Researchers from the U.S. Centers for Medicare and Medicaid Services (CMS) and the University of Alabama at Birmingham School of Dentistry used Medicaid research files and information from the CMS 416 Early Periodic Screening, Diagnostic, and Treatment forms (Medicaid Analytic Extract) for 2002 and 2007 to evaluate the prevalence of dental care visits among Medicaid-enrolled children ages birth to 18. They stratified the data by age, race, type of health plan, and Children's Health Insurance Program (CHIP) status.
"To our knowledge, this is the first study to evaluate the prevalence of dental care by using paid Medicaid claims," the study authors wrote. "Consistent with other reports, levels of dental care visits were low; but when the number of visits was stratified by age and type plan, striking patterns emerged, suggesting that a combination of school programs and having a medical home may have a positive impact on dental care."
They identified codes by using current dental terminology codes; any day with one or more current codes was counted as a dental care visit. If there were two or more codes on that day, they were coded separately for type of service. For example, if there was a preventive and restorative code during a visit, a child had a preventive service and a restorative service that day.
In addition, because most states send the CMS a code indicating a dental care visit for children enrolled in prepaid health plans for which there are no claims, when one of these codes occurred, it was counted as a dental care visit.
Still deficits in most states
The researchers found that, based on actual paid Medicaid claims data, access to dental services for Medicaid-eligible children has increased 16% nationally between 2002 and 2007. In addition, dental care visits among toddlers and infants were low in all but three states and in most states peaked at the age of school entry.
"In this analysis of paid dental claims, we found that most dental care is provided to children just entering school systems," they wrote.
The researchers also found that racial differences were minimal in most of the states, that CHIP participation improved access to dental services, and that children in organized health plans received more dental services.
"These results indicate that there has been some improvement in dental care for Medicaid-covered children in the past decade but that there remain deficits in most states," they wrote.

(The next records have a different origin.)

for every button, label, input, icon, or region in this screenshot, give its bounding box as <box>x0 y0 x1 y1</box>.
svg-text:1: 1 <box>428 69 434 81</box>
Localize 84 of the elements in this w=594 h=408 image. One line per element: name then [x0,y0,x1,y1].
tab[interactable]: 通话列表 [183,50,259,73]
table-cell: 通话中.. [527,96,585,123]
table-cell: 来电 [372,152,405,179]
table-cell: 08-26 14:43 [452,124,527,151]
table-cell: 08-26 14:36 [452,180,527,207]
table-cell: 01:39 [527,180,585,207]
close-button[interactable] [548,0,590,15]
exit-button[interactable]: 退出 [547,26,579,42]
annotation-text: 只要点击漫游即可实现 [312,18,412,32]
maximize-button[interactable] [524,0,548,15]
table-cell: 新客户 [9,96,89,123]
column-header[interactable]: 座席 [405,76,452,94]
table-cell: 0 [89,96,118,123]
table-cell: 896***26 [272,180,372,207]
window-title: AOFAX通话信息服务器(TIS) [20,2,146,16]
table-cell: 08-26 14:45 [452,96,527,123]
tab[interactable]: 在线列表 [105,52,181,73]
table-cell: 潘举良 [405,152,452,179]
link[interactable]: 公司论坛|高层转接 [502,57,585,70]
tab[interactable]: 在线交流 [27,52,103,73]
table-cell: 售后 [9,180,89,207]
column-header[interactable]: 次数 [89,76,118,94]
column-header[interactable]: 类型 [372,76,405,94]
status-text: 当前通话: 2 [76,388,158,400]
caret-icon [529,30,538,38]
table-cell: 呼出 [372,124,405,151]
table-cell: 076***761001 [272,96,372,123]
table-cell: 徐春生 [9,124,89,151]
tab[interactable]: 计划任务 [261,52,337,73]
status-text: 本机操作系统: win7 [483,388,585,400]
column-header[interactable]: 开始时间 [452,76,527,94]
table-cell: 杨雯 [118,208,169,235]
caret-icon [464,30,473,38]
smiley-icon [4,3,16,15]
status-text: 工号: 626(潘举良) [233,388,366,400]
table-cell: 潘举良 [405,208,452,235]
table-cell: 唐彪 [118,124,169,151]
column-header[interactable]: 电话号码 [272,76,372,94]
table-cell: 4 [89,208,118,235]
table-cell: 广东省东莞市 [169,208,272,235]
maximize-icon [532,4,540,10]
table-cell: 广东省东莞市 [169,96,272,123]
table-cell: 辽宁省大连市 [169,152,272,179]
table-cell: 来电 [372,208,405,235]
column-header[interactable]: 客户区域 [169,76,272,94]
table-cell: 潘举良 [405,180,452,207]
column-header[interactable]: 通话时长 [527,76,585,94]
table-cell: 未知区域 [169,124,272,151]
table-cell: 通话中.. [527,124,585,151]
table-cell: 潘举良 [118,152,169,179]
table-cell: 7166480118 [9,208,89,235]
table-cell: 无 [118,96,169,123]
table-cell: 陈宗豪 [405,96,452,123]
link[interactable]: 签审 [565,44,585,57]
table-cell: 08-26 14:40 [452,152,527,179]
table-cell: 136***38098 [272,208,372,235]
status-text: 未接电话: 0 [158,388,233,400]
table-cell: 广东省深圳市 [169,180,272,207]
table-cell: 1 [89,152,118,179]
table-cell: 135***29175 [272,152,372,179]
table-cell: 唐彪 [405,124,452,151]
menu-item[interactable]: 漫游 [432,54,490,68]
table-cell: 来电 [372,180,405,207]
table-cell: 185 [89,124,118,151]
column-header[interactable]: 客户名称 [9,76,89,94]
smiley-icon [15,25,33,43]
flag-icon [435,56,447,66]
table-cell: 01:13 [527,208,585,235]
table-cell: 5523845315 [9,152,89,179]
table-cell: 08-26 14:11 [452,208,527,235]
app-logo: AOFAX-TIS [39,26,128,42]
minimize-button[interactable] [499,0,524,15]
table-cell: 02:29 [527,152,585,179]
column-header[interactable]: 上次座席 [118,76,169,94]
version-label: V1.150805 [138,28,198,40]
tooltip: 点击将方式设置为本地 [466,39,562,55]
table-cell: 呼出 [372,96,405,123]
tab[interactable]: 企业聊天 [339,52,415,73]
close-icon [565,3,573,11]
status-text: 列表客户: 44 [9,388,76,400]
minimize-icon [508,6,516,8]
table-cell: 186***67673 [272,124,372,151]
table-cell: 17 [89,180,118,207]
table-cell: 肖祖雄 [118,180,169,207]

While Medicaid dental services have improved since 2002, they varied substantially by state, age, and type of insurance, according to the study findings. For example, in 2007 the prevalence of Medicaid dental visits ranged from 12% in Nevada to 49% in Vermont and didn't reach 50% in any state.
However, these results are likely an underestimate of the true prevalence of dental care for low-income children because children may receive free dental services in health centers funded by the Healthcare Resources and Services Administration (HRSA) or any number of free school and community programs, the authors noted.
Joel Berg, DDS, president of the American Academy of Pediatric Dentistry, called the study findings "very promising."
"At least there is an increase in utilization and a goal on the part of CMS to mandate more increases," he told DrBicuspid.com. "They are asking state Medicaid dental programs for a 10% increase in the delivery of preventive dental services over five years, which is easily achievable."
More attention needs to be given to one age group in particular, he added: those under the age of 3.
"Although we’ve seen some growth across all groups, an area that still needs some improvement is the 0 to 3 group," he said. "In Washington, where I live, the ABCD [Access to Baby & Child Dentistry] Medicaid program has done a pretty good job of attracting the very youngest, but it’s still not good enough. That is where the emphasis needs to be going forward. That's where our focus needs to reside."